Data from: Innovative airborne DNA approach for monitoring honey bee foraging and health
Data files
Abstract
Environmental DNA (eDNA) refers to genetic material collected from the environment and not directly from an organism. eDNA is best known as a tool in aquatic ecology but has been found associated with almost every substrate examined including soils, surfaces, and riding around on other animals. The collection of eDNA from air is one of the most recent advances and has been used to monitor a variety of organisms, including plants, animals, and microorganisms. Current evidence suggests a high turnover rate providing a recent signal for the presence of DNA associated with an organism. Here, we test whether material carried in air can be collected from honey bee hives to evaluate recent foraging behavior and colony health. We sampled air using purpose-built “bee safe” air filters operating for 5-6 hours at each colony. We successfully recovered plant, fungal and microbial DNA from the air within hives over a 3-week pilot period. From these data we identified the core honey bee microbiome and plant interaction data representing foraging behaviour. We calculated beta diversity to estimate the effects of apiary sites and sampling date on data recovery. We observed that variance in ITS data was influenced by sampling date. Given that honey bees are generalist pollinators our ability to detect temporal signals in associated plant sequence data suggest this method opens new avenues into the ecological analysis of short-term foraging behavior at the colony level. In comparison variance in microbial 16S sequencing data was more influenced by sampling location. As the assessment of colony health needs to be localized, spatial variance in these data indicate this may be an important tool in detecting infection. This pilot study demonstrates that colony air filtration has strong potential for the rapid screening of honey bee health and for the study of bee behaviour.

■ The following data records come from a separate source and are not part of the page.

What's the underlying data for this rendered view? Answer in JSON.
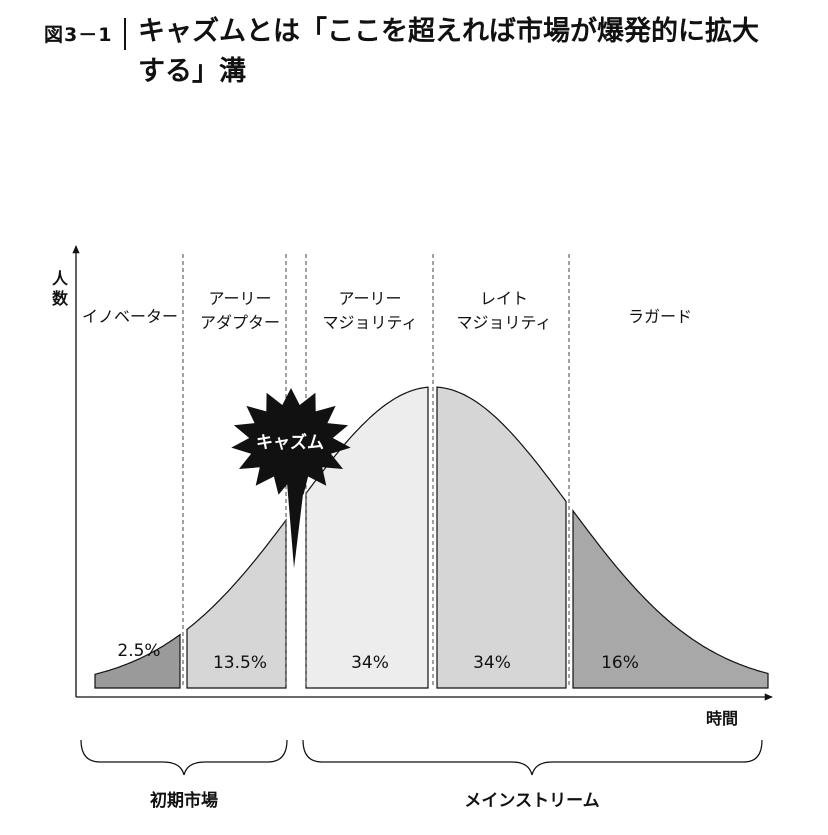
{
  "header": {
    "figure_label": "図3－1",
    "title": "キャズムとは「ここを超えれば市場が爆発的に拡大する」溝"
  },
  "chart_data": {
    "type": "area",
    "distribution": "normal",
    "ylabel": "人数",
    "xlabel": "時間",
    "segments": [
      {
        "label": "イノベーター",
        "percent": "2.5%",
        "value": 2.5,
        "color": "#9a9a9a"
      },
      {
        "label": "アーリー\nアダプター",
        "percent": "13.5%",
        "value": 13.5,
        "color": "#d6d6d6"
      },
      {
        "label": "アーリー\nマジョリティ",
        "percent": "34%",
        "value": 34,
        "color": "#ededed"
      },
      {
        "label": "レイト\nマジョリティ",
        "percent": "34%",
        "value": 34,
        "color": "#d6d6d6"
      },
      {
        "label": "ラガード",
        "percent": "16%",
        "value": 16,
        "color": "#a8a8a8"
      }
    ],
    "chasm_label": "キャズム",
    "brackets": [
      {
        "label": "初期市場"
      },
      {
        "label": "メインストリーム"
      }
    ]
  }
}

Dataset DOI: 10.5061/dryad.kwh70rzhh
Description of the data and file structure
This is an eDNA analysis of filtered air from bee hives. All methods are described in detail in the manuscript.
Files and variables
File: 16SV4
Description: Files associated with all data and correspond with Figure 2
Files are coded with "MP" in the file name after the gene name (16s). This MP code corresponds with samples from Figure 2 as follows
MP08 Fergus F01
MP09 Fergus F02
MP10 Fergus F03
MP11 Fergus F04
MP12 Fergus F05
MP13 Mono Week1 M06
MP14 Mono Week1 M07
MP15 Mono Week1 M08
MP16 Mono Week1 M09
MP17 Mono Week1 M10
MP18 Mono Week1 M11
MP19 Mono Week2 M12
MP20 Mono Week2 M13
MP21 Mono Week2 M14
MP22 Mono Week2 M15
MP23 Mono Week2 M16
MP24 Mono Week2 M17
MPCon Positive Control
MPNeg Negative Control
File: ITS
Description: Files are numbered to correspond with Samples from Figure 2 as follows
Files are coded with "MP" in the file name after the gene name (ITS). This MP code corresponds with samples from Figure 2 as follows
MP08 Fergus F01
MP09 Fergus F02
MP10 Fergus F03
MP11 Fergus F04
MP12 Fergus F05
MP13 Mono Week1 M06
MP14 Mono Week1 M07
MP15 Mono Week1 M08
MP16 Mono Week1 M09
MP17 Mono Week1 M10
MP18 Mono Week1 M11
MP19 Mono Week2 M12
MP20 Mono Week2 M13
MP21 Mono Week2 M14
MP22 Mono Week2 M15
MP23 Mono Week2 M16
MP24 Mono Week2 M17
MPCon Positive Control
MPNeg Negative Control
Code/software
These files can be analysed with any pipeline for NGS metabarcoding data. In our manuscript we use the QIIME2 v. 2019l10 pipeline. No extra coded scripts are used. We describe the subsequent steps and which reference databases we used in our methods.
Access information
Data was derived from the following sources:
- All data were generated new for this manuscript using the methods described in the manuscript.